The Third Battle of Ypres is often called Passchendaele, after the village that sat on top of the ridge outside the Belgian town of Ypres and which was an early objective. The battle had started on 31 July 1917 and, in series of hard slogs, the British troops were slowly attacking their way up the slope.

The attack scheduled for 4 October would later be officially designated as the Battle of Broodseinde. British troops would advance up the Broodseinde Ridge on a seven mile frontage, east of the village of Zonnebeke. Nearly 220,000 men would be involved.

The Battalion spent 2 October in dugouts in a railway embankment near Zillebeke Lake and during the evening of the 3rd moved forward to assembly positions in Polygon Wood. They attacked at 6am in conjunction with the 1st South Staffordshires; captured their first objective and moved on to secure their second objective, described in the unpublished history of the Battalion only as the "Blue Line". Neighbouring units had not been as successful in their attacks and this left the Manchesters' flank open to heavy machine gun fire from German troops still occupying a position known as Joiners Rest. There were many casualties and two companies of the 21st Manchesters were ordered forward to support and reinforce them. Together they managed to consolidate the captured position.

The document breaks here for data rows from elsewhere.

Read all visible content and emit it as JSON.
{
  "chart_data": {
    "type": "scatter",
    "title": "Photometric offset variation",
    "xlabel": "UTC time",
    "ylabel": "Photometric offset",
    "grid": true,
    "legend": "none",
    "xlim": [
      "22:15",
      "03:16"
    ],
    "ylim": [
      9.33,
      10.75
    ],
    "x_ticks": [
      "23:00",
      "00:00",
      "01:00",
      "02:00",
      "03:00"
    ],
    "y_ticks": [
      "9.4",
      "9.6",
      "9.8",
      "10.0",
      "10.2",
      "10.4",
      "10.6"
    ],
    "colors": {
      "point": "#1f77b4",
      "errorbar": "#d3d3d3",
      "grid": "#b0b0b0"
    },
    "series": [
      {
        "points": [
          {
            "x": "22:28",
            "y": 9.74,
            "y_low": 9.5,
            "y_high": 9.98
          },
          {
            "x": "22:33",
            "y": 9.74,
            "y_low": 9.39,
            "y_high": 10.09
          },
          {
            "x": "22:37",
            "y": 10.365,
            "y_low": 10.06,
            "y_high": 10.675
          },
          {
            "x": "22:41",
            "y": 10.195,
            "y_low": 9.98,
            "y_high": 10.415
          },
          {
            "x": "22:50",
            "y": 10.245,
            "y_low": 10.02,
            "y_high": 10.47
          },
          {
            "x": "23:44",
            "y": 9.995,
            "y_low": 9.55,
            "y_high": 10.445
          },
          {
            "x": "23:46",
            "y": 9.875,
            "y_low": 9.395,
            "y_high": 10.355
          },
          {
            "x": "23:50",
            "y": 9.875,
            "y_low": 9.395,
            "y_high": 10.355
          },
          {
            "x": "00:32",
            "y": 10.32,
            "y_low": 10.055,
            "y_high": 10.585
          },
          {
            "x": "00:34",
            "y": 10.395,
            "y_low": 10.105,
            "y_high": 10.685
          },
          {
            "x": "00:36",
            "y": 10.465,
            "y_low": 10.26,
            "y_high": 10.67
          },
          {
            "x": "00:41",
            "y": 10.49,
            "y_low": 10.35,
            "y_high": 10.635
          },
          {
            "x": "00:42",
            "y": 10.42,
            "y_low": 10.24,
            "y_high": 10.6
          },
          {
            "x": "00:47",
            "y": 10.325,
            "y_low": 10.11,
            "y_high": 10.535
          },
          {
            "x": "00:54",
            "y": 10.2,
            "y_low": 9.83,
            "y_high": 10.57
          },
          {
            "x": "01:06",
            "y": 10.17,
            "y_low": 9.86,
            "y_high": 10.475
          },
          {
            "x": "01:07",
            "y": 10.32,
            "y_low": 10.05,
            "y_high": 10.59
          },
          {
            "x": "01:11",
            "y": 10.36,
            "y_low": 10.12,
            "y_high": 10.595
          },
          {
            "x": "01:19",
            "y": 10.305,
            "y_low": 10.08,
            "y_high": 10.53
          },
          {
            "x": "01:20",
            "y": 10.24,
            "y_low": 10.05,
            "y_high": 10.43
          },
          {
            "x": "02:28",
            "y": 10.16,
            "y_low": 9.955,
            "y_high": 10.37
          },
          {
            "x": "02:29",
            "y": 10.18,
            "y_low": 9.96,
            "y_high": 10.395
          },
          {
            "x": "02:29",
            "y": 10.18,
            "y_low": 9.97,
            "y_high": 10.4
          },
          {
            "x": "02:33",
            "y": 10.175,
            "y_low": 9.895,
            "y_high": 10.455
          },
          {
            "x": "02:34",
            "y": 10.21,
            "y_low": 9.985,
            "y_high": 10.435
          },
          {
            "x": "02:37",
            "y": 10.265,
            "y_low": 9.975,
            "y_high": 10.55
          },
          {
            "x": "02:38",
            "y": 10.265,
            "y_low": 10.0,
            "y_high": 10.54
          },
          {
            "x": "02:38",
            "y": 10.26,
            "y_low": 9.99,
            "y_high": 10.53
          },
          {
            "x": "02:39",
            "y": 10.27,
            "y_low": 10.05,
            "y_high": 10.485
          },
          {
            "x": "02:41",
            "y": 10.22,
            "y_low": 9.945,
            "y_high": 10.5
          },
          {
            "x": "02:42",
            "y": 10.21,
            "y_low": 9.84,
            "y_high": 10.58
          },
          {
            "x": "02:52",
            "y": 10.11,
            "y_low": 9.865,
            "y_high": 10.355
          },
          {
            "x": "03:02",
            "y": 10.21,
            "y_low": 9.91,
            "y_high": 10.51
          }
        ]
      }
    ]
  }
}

At dusk, the Germans could be seen massing ready to counter attack but this was broken up by well directed British artillery fire. The Manchesters held their position until relieved on the 7th. During the attack, they had suffered nearly 300 casualties - dead, wounded or missing. James and another local man, William Crowther, would be part of the final death toll.

A year later, almost to the day, more bad news would come to Hazel Grove when it was learned that Willliam Swindells had been killed.   

Further information about James and William can be found in the book, "Hazel Grove to Armageddon" by John Eaton.